Face au changement de ton de Bruno Le Maire, aux réponses de Benjamin Griveaux et à l’apparente surdité du gouvernement sur la question, les regards sont désormais tournés vers les parlementaires. La Commission des finances de l’Assemblée nationale doit en effet commencer à se pencher sur le projet de loi de finances, et donc sur le cas des taxes affectées, dès la fin de semaine.
L'occasion pour le secteur de faire entendre sa voix.
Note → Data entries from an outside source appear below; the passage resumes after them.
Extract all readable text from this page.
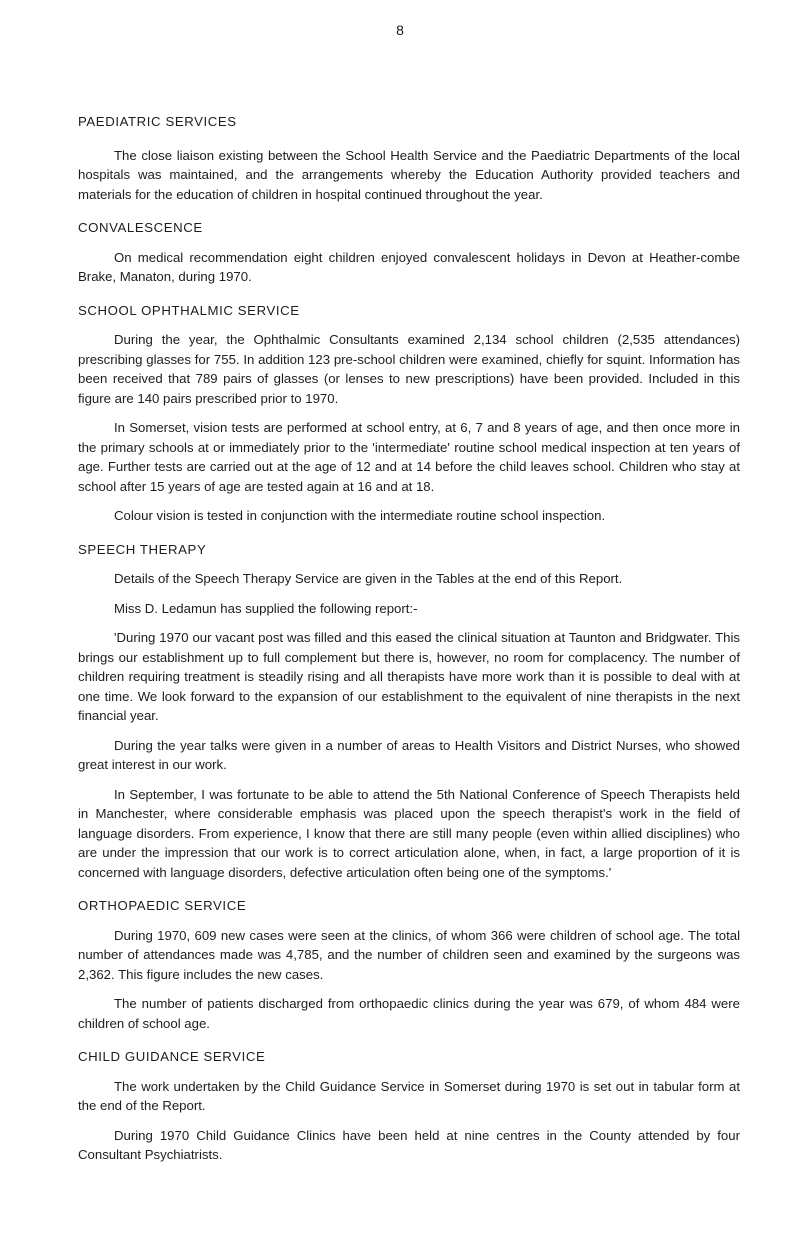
8
PAEDIATRIC SERVICES

The close liaison existing between the School Health Service and the Paediatric Departments of the local hospitals was maintained, and the arrangements whereby the Education Authority provided teachers and materials for the education of children in hospital continued throughout the year.

CONVALESCENCE

On medical recommendation eight children enjoyed convalescent holidays in Devon at Heather-combe Brake, Manaton, during 1970.

SCHOOL OPHTHALMIC SERVICE

During the year, the Ophthalmic Consultants examined 2,134 school children (2,535 attendances) prescribing glasses for 755. In addition 123 pre-school children were examined, chiefly for squint. Information has been received that 789 pairs of glasses (or lenses to new prescriptions) have been provided. Included in this figure are 140 pairs prescribed prior to 1970.

In Somerset, vision tests are performed at school entry, at 6, 7 and 8 years of age, and then once more in the primary schools at or immediately prior to the 'intermediate' routine school medical inspection at ten years of age. Further tests are carried out at the age of 12 and at 14 before the child leaves school. Children who stay at school after 15 years of age are tested again at 16 and at 18.

Colour vision is tested in conjunction with the intermediate routine school inspection.

SPEECH THERAPY

Details of the Speech Therapy Service are given in the Tables at the end of this Report.

Miss D. Ledamun has supplied the following report:-

'During 1970 our vacant post was filled and this eased the clinical situation at Taunton and Bridgwater. This brings our establishment up to full complement but there is, however, no room for complacency. The number of children requiring treatment is steadily rising and all therapists have more work than it is possible to deal with at one time. We look forward to the expansion of our establishment to the equivalent of nine therapists in the next financial year.

During the year talks were given in a number of areas to Health Visitors and District Nurses, who showed great interest in our work.

In September, I was fortunate to be able to attend the 5th National Conference of Speech Therapists held in Manchester, where considerable emphasis was placed upon the speech therapist's work in the field of language disorders. From experience, I know that there are still many people (even within allied disciplines) who are under the impression that our work is to correct articulation alone, when, in fact, a large proportion of it is concerned with language disorders, defective articulation often being one of the symptoms.'

ORTHOPAEDIC SERVICE

During 1970, 609 new cases were seen at the clinics, of whom 366 were children of school age. The total number of attendances made was 4,785, and the number of children seen and examined by the surgeons was 2,362. This figure includes the new cases.

The number of patients discharged from orthopaedic clinics during the year was 679, of whom 484 were children of school age.

CHILD GUIDANCE SERVICE

The work undertaken by the Child Guidance Service in Somerset during 1970 is set out in tabular form at the end of the Report.

During 1970 Child Guidance Clinics have been held at nine centres in the County attended by four Consultant Psychiatrists.
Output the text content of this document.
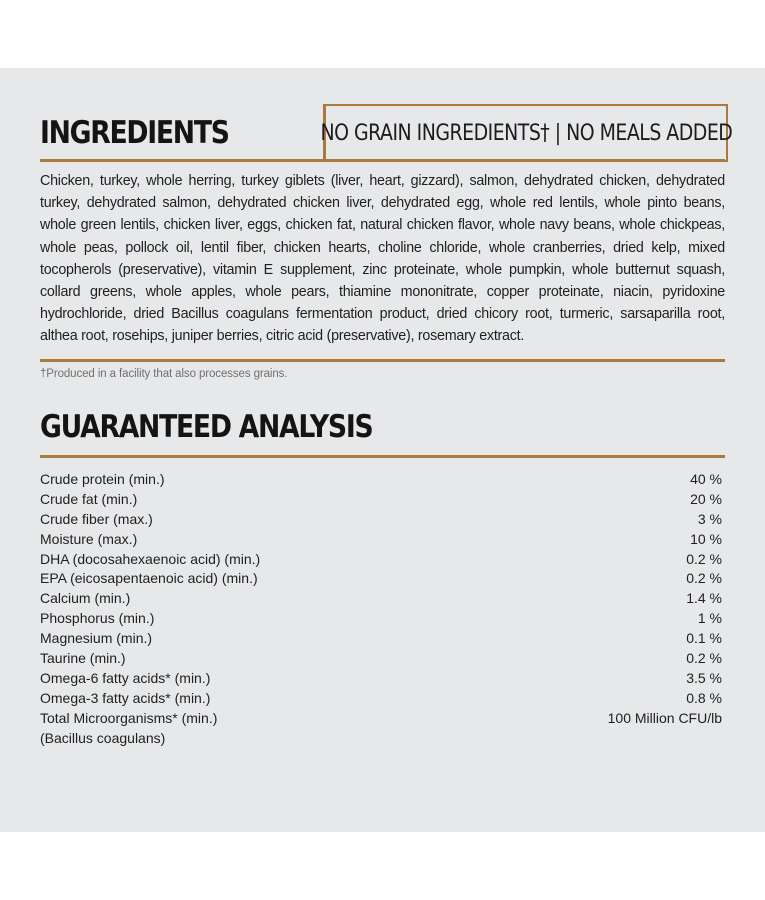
INGREDIENTS	NO GRAIN INGREDIENTS† | NO MEALS ADDED

Chicken, turkey, whole herring, turkey giblets (liver, heart, gizzard), salmon, dehydrated chicken, dehydrated turkey, dehydrated salmon, dehydrated chicken liver, dehydrated egg, whole red lentils, whole pinto beans, whole green lentils, chicken liver, eggs, chicken fat, natural chicken flavor, whole navy beans, whole chickpeas, whole peas, pollock oil, lentil fiber, chicken hearts, choline chloride, whole cranberries, dried kelp, mixed tocopherols (preservative), vitamin E supplement, zinc proteinate, whole pumpkin, whole butternut squash, collard greens, whole apples, whole pears, thiamine mononitrate, copper proteinate, niacin, pyridoxine hydrochloride, dried Bacillus coagulans fermentation product, dried chicory root, turmeric, sarsaparilla root, althea root, rosehips, juniper berries, citric acid (preservative), rosemary extract.

†Produced in a facility that also processes grains.

GUARANTEED ANALYSIS
Crude protein (min.)	40 %
Crude fat (min.)	20 %
Crude fiber (max.)	3 %
Moisture (max.)	10 %
DHA (docosahexaenoic acid) (min.)	0.2 %
EPA (eicosapentaenoic acid) (min.)	0.2 %
Calcium (min.)	1.4 %
Phosphorus (min.)	1 %
Magnesium (min.)	0.1 %
Taurine (min.)	0.2 %
Omega-6 fatty acids* (min.)	3.5 %
Omega-3 fatty acids* (min.)	0.8 %
Total Microorganisms* (min.)	100 Million CFU/lb
(Bacillus coagulans)
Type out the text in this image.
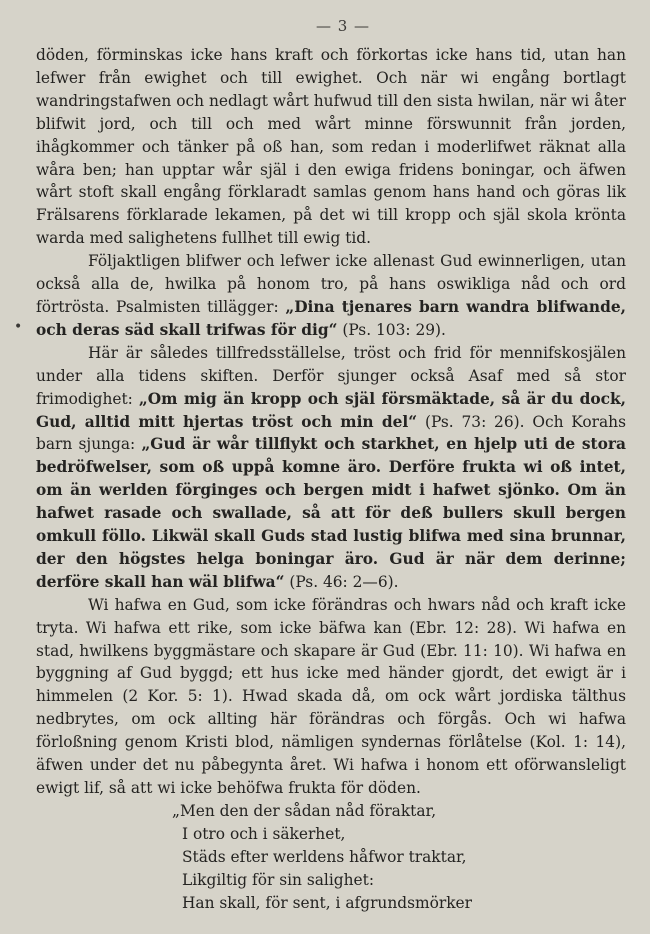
— 3 —
•

döden, förminskas icke hans kraft och förkortas icke hans tid, utan han lefwer från ewighet och till ewighet. Och när wi engång bortlagt wandringstafwen och nedlagt wårt hufwud till den sista hwilan, när wi åter blifwit jord, och till och med wårt minne förswunnit från jorden, ihågkommer och tänker på oß han, som redan i moderlifwet räknat alla wåra ben; han upptar wår själ i den ewiga fridens boningar, och äfwen wårt stoft skall engång förklaradt samlas genom hans hand och göras lik Frälsarens förklarade lekamen, på det wi till kropp och själ skola krönta warda med salighetens fullhet till ewig tid.

Följaktligen blifwer och lefwer icke allenast Gud ewinnerligen, utan också alla de, hwilka på honom tro, på hans oswikliga nåd och ord förtrösta. Psalmisten tillägger: „Dina tjenares barn wandra blifwande, och deras säd skall trifwas för dig“ (Ps. 103: 29).

Här är således tillfredsställelse, tröst och frid för mennifskosjälen under alla tidens skiften. Derför sjunger också Asaf med så stor frimodighet: „Om mig än kropp och själ försmäktade, så är du dock, Gud, alltid mitt hjertas tröst och min del“ (Ps. 73: 26). Och Korahs barn sjunga: „Gud är wår tillflykt och starkhet, en hjelp uti de stora bedröfwelser, som oß uppå komne äro. Derföre frukta wi oß intet, om än werlden förginges och bergen midt i hafwet sjönko. Om än hafwet rasade och swallade, så att för deß bullers skull bergen omkull föllo. Likwäl skall Guds stad lustig blifwa med sina brunnar, der den högstes helga boningar äro. Gud är när dem derinne; derföre skall han wäl blifwa“ (Ps. 46: 2—6).

Wi hafwa en Gud, som icke förändras och hwars nåd och kraft icke tryta. Wi hafwa ett rike, som icke bäfwa kan (Ebr. 12: 28). Wi hafwa en stad, hwilkens byggmästare och skapare är Gud (Ebr. 11: 10). Wi hafwa en byggning af Gud byggd; ett hus icke med händer gjordt, det ewigt är i himmelen (2 Kor. 5: 1). Hwad skada då, om ock wårt jordiska tälthus nedbrytes, om ock allting här förändras och förgås. Och wi hafwa förloßning genom Kristi blod, nämligen syndernas förlåtelse (Kol. 1: 14), äfwen under det nu påbegynta året. Wi hafwa i honom ett oförwansleligt ewigt lif, så att wi icke behöfwa frukta för döden.

„Men den der sådan nåd föraktar,
I otro och i säkerhet,
Städs efter werldens håfwor traktar,
Likgiltig för sin salighet:
Han skall, för sent, i afgrundsmörker
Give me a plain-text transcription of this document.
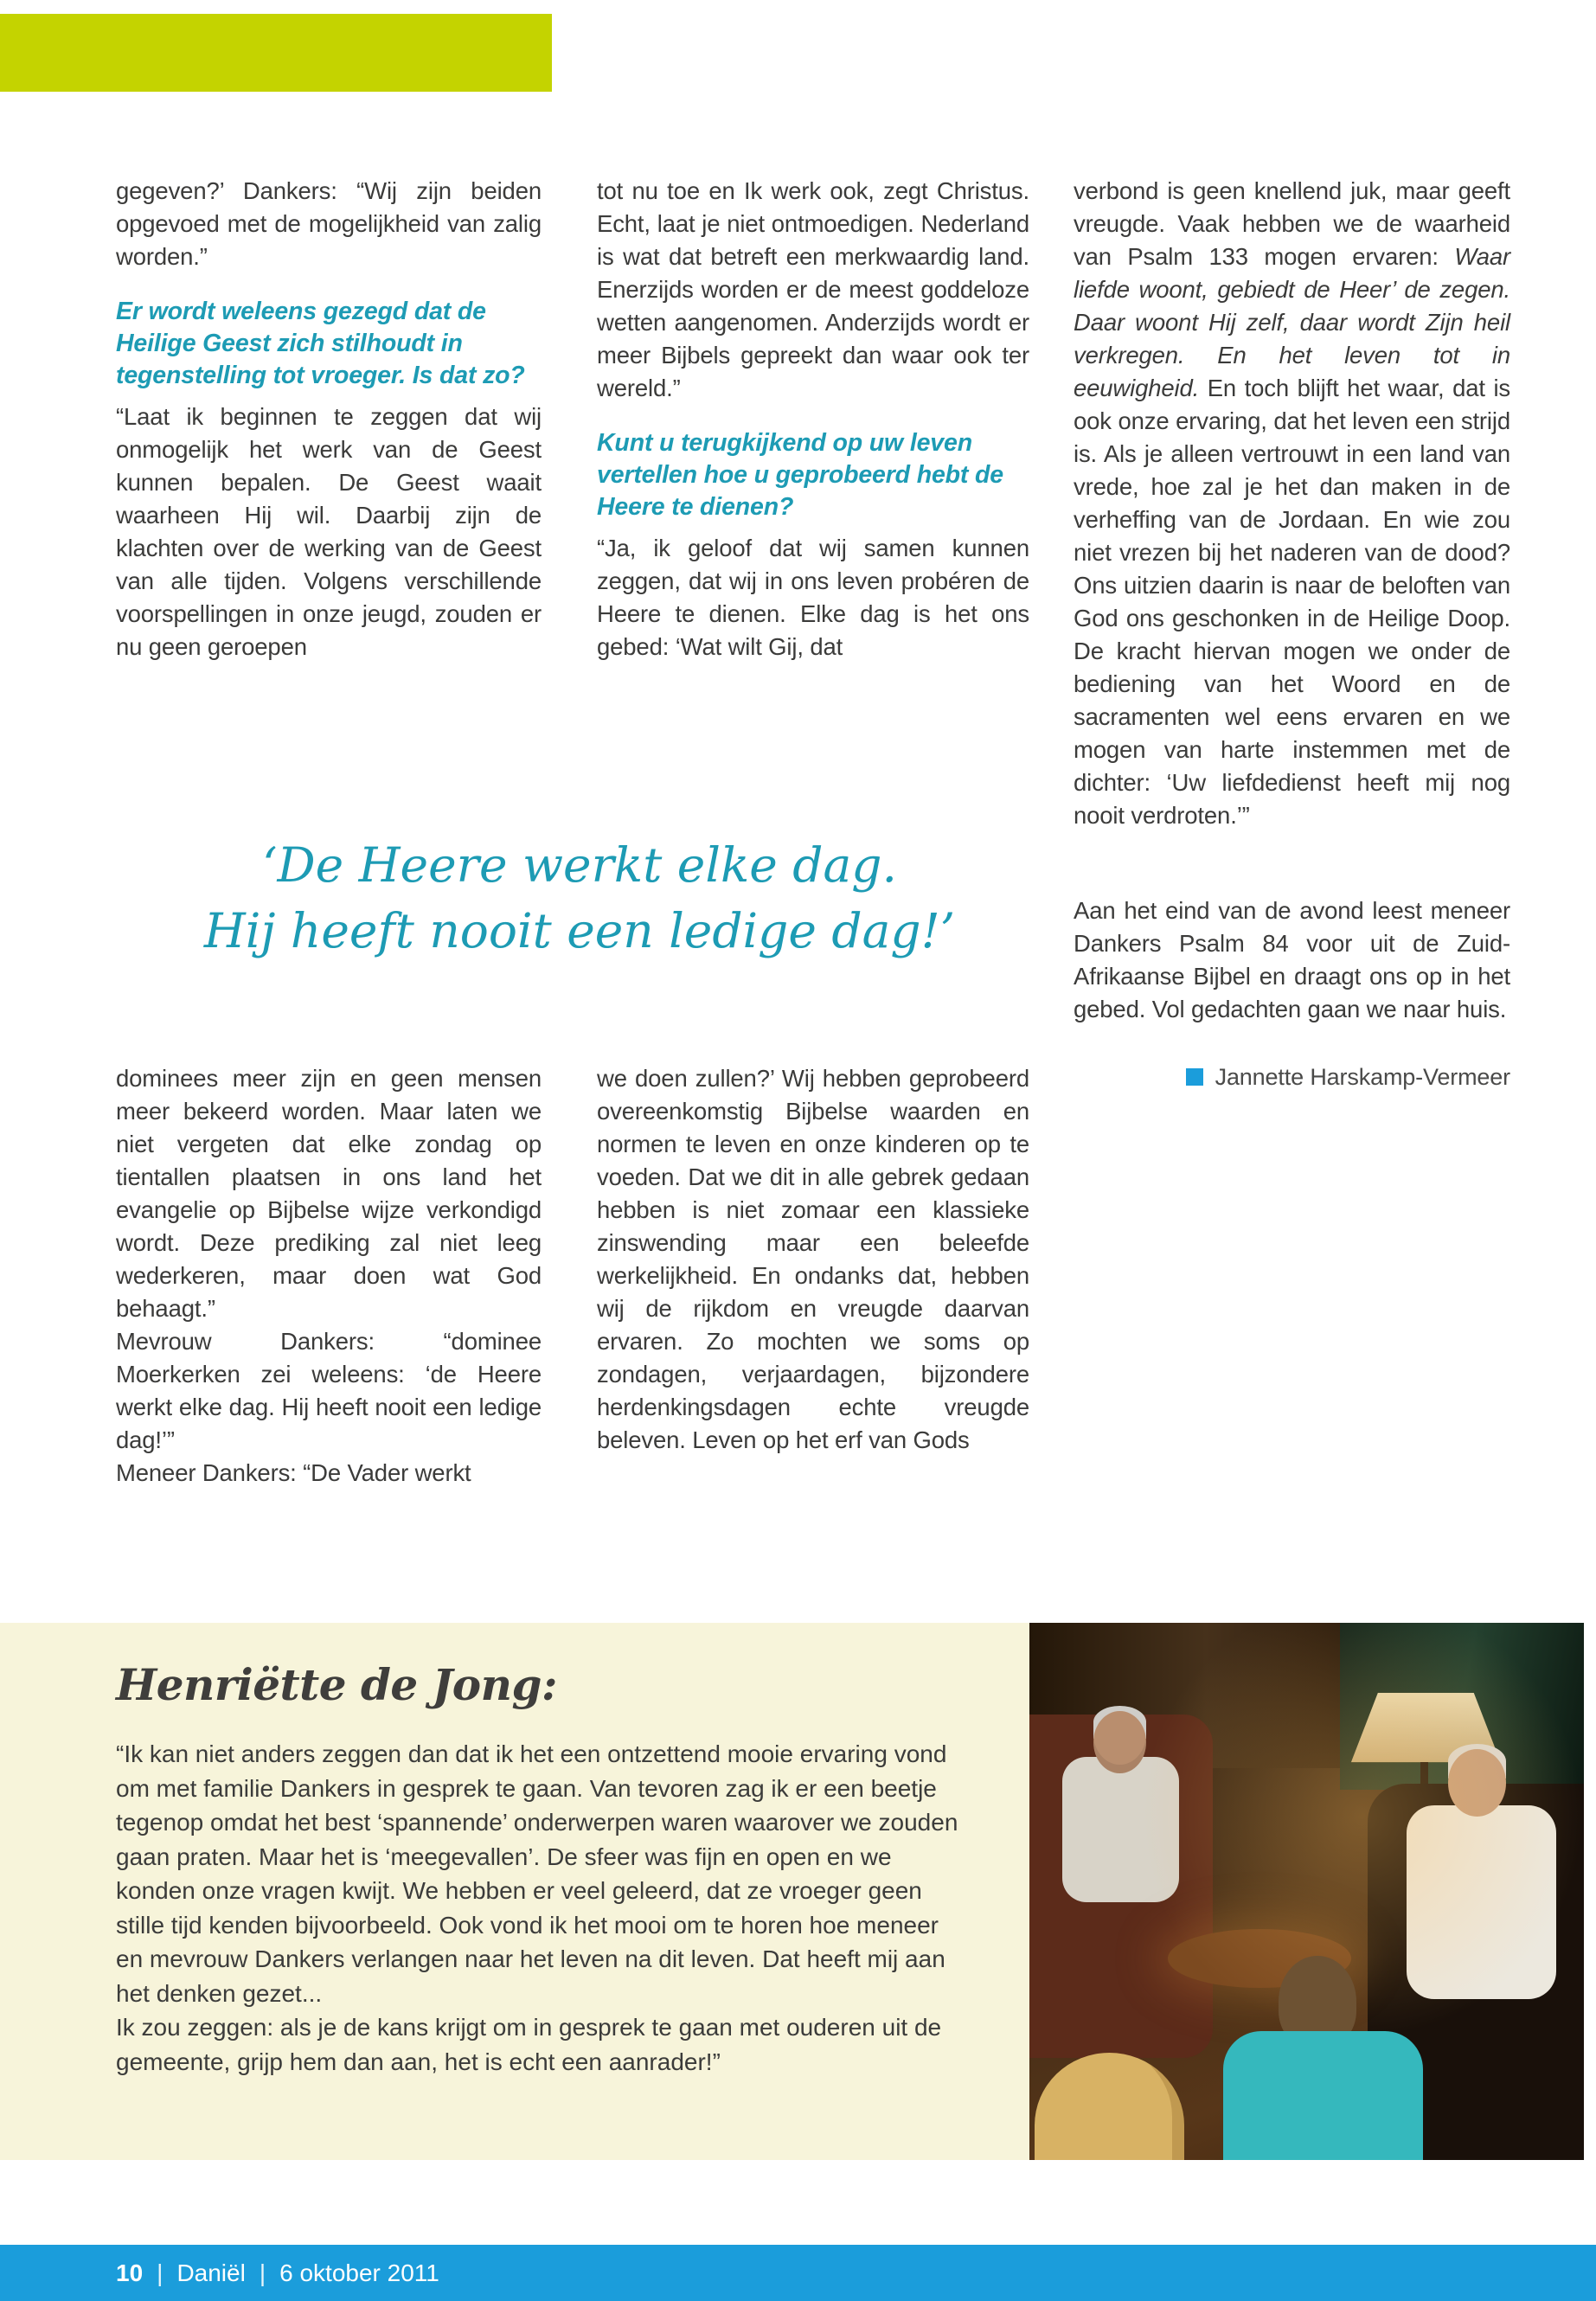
gegeven?’ Dankers: “Wij zijn beiden opgevoed met de mogelijkheid van zalig worden.”

Er wordt weleens gezegd dat de Heilige Geest zich stilhoudt in tegenstelling tot vroeger. Is dat zo?

“Laat ik beginnen te zeggen dat wij onmogelijk het werk van de Geest kunnen bepalen. De Geest waait waarheen Hij wil. Daarbij zijn de klachten over de werking van de Geest van alle tijden. Volgens verschillende voorspellingen in onze jeugd, zouden er nu geen geroepen

tot nu toe en Ik werk ook, zegt Christus. Echt, laat je niet ontmoedigen. Nederland is wat dat betreft een merkwaardig land. Enerzijds worden er de meest goddeloze wetten aangenomen. Anderzijds wordt er meer Bijbels gepreekt dan waar ook ter wereld.”

Kunt u terugkijkend op uw leven vertellen hoe u geprobeerd hebt de Heere te dienen?

“Ja, ik geloof dat wij samen kunnen zeggen, dat wij in ons leven probéren de Heere te dienen. Elke dag is het ons gebed: ‘Wat wilt Gij, dat

verbond is geen knellend juk, maar geeft vreugde. Vaak hebben we de waarheid van Psalm 133 mogen ervaren: Waar liefde woont, gebiedt de Heer’ de zegen. Daar woont Hij zelf, daar wordt Zijn heil verkregen. En het leven tot in eeuwigheid. En toch blijft het waar, dat is ook onze ervaring, dat het leven een strijd is. Als je alleen vertrouwt in een land van vrede, hoe zal je het dan maken in de verheffing van de Jordaan. En wie zou niet vrezen bij het naderen van de dood? Ons uitzien daarin is naar de beloften van God ons geschonken in de Heilige Doop. De kracht hiervan mogen we onder de bediening van het Woord en de sacramenten wel eens ervaren en we mogen van harte instemmen met de dichter: ‘Uw liefdedienst heeft mij nog nooit verdroten.’”

Aan het eind van de avond leest meneer Dankers Psalm 84 voor uit de Zuid-Afrikaanse Bijbel en draagt ons op in het gebed. Vol gedachten gaan we naar huis.

Jannette Harskamp-Vermeer
‘De Heere werkt elke dag.
Hij heeft nooit een ledige dag!’

dominees meer zijn en geen mensen meer bekeerd worden. Maar laten we niet vergeten dat elke zondag op tientallen plaatsen in ons land het evangelie op Bijbelse wijze verkondigd wordt. Deze prediking zal niet leeg wederkeren, maar doen wat God behaagt.”

Mevrouw Dankers: “dominee Moerkerken zei weleens: ‘de Heere werkt elke dag. Hij heeft nooit een ledige dag!’”

Meneer Dankers: “De Vader werkt

we doen zullen?’ Wij hebben geprobeerd overeenkomstig Bijbelse waarden en normen te leven en onze kinderen op te voeden. Dat we dit in alle gebrek gedaan hebben is niet zomaar een klassieke zinswending maar een beleefde werkelijkheid. En ondanks dat, hebben wij de rijkdom en vreugde daarvan ervaren. Zo mochten we soms op zondagen, verjaardagen, bijzondere herdenkingsdagen echte vreugde beleven. Leven op het erf van Gods

Henriëtte de Jong:

“Ik kan niet anders zeggen dan dat ik het een ontzettend mooie ervaring vond om met familie Dankers in gesprek te gaan. Van tevoren zag ik er een beetje tegenop omdat het best ‘spannende’ onderwerpen waren waarover we zouden gaan praten. Maar het is ‘meegevallen’. De sfeer was fijn en open en we konden onze vragen kwijt. We hebben er veel geleerd, dat ze vroeger geen stille tijd kenden bijvoorbeeld. Ook vond ik het mooi om te horen hoe meneer en mevrouw Dankers verlangen naar het leven na dit leven. Dat heeft mij aan het denken gezet...

Ik zou zeggen: als je de kans krijgt om in gesprek te gaan met ouderen uit de gemeente, grijp hem dan aan, het is echt een aanrader!”

10 | Daniël | 6 oktober 2011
Matthieu Guinebault avec la rédaction

*La tribune parue ce mardi est signée par Lucien Deveaux, président du DEFI ; Christian Pimont, président de l’Alliance du Commerce et de la Fédération des Enseignes de l’Habillement ; Marc Pradal, président de l’Union Française des Industries Mode et Habillement ; Pierre-François Le Louët, président de la Fédération Française du Prêt À Porter Féminin ; Claude Miserey, président de la Fédération Française des Industries du Vêtement Masculin ; Claude Tétard, président de la Fédération Française des Industries de Chemiserie Lingerie ; Daniel Crépin, président de la Fédération des Industries Diverses de l’Habillement-Mode et Accessoires.